Certo! a meno che il decreto di nomina dell’amministratore di sostegno non contenga una specifica limitazione alla capacità di contrarre matrimonio: a confronto due provvedimenti rispettivamente del Giudice Tutelare di Modena (18.12.2013) e del Giudice Tutelare di Trieste (28.9.2007) che, di fronte a casi analoghi per grado di disabilità, e seppur guidati dagli stessi principi, hanno dato risposte opposte, dato che il primo giudice ha “permesso” il matrimonio e il secondo no.

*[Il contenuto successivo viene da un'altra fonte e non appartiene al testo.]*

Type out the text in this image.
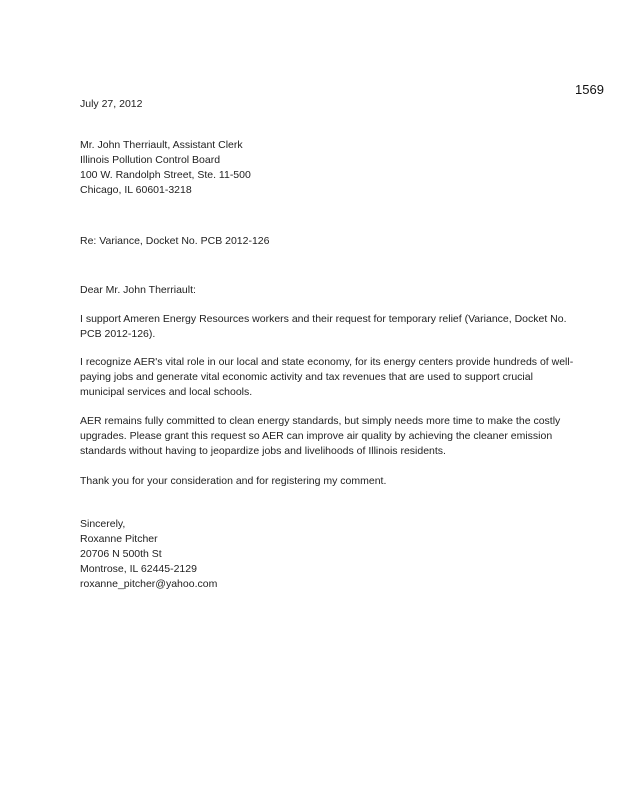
1569
July 27, 2012
Mr. John Therriault, Assistant Clerk
Illinois Pollution Control Board
100 W. Randolph Street, Ste. 11-500
Chicago, IL 60601-3218
Re: Variance, Docket No. PCB 2012-126
Dear Mr. John Therriault:

I support Ameren Energy Resources workers and their request for temporary relief (Variance, Docket No. PCB 2012-126).

I recognize AER's vital role in our local and state economy, for its energy centers provide hundreds of well-paying jobs and generate vital economic activity and tax revenues that are used to support crucial municipal services and local schools.

AER remains fully committed to clean energy standards, but simply needs more time to make the costly upgrades. Please grant this request so AER can improve air quality by achieving the cleaner emission standards without having to jeopardize jobs and livelihoods of Illinois residents.

Thank you for your consideration and for registering my comment.

Sincerely,
Roxanne Pitcher
20706 N 500th St
Montrose, IL 62445-2129
roxanne_pitcher@yahoo.com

In entrambi i casi esaminati si trattava di decidere se una persona affetta da disabilità mentale potesse sposarsi:
nel caso del Tribunale di Modena la questione interessava una persona affetta da ritardo mentale lieve, sintomatologia psicotica con persistenza di allucinazioni uditive e disabilità nelle competenze sociali e relazionali;
nel caso del Tribunale di Trieste la beneficiaria era affetta da ritardo mentale di grado medio, oligofrenia e difficoltà di apprendimento, di relazione e di integrazione lavorativa;
entrambi i giudici sottolineano, nei rispettivi provvedimenti, che l’amministrazione di sostegno consente di estendere al Beneficiario talune limitazioni previste per l’interdetto, come l’incapacità a contrarre matrimonio prevista dall’art. 85 c.c., senza bisogno di ricorrere all’interdizione e che il beneficiario conserva la capacità di agire per tutti gli atti per i quali non sia prevista una specifica limitazione;
entrambi i Giudici hanno svolto una audizione accurata della persona interessata, dei rispettivi fidanzati, dei genitori dei nubendi, persino (il secondo) dei sacerdoti coinvolti (quello della parrocchia frequentata dalla ragazza e quello, diverso, cui era stato chiesto di celebrare il rito);
entrambi i Giudici hanno preso in attenta considerazione il parere degli operatori sanitari e sociali che già avevano in cura la Beneficiaria perché seguita, nel primo caso, dal Centro di Salute Mentale e, nel secondo, dai Servizi Sociali da molti anni;
entrambi hanno valutato in quale misura la disabilità potesse influire sulla libertà del consenso al matrimonio, sulla maturità psicofisica a compiere l’atto e sulla consapevolezza delle responsabilità che il matrimonio comporta, evidenziando peraltro il valore, anche terapeutico, che la relazione affettiva rappresentava per entrambe le coppie.
All’esito dell’istruttoria, il giudice di Modena ha ritenuto che le patologie (peraltro presenti anche in capo al ragazzo) non fossero ostative alla creazione del nuovo nucleo familiare mediante il matrimonio e ha dunque rigettato l’istanza di sospensione delle pubblicazioni matrimoniali, mentre il Giudice di Trieste ha ritenuto più prudente sospenderle, nominando amministratore di sostegno il Parroco con l’incarico di “vegliare” sull’evoluzione della relazione affettiva, coordinandosi con la famiglia e i servizi sociali.
Chi può dire, se non la vita stessa degli interessati e delle persone eventualmente coinvolte (i genitori, i figli!), quale delle due possa dirsi, alla fine, la decisione giusta?
Può dirsi però subito che giusto è stato il metodo adottato da entrambi i Giudici per prenderla, metodo caratterizzato da ascolto, attenzione, considerazione di ogni aspetto della condizione personale, familiare e sociale delle persone coinvolte, consulenza di specialisti (psichiatri, psicologi, assistenti sociali) e, soprattutto, valorizzazione dell’istituto dell’amministrazione di sostegno che consente di modulare la protezione del Beneficiario, cercando di salvaguardare il più possibile la sua piena capacità di agire.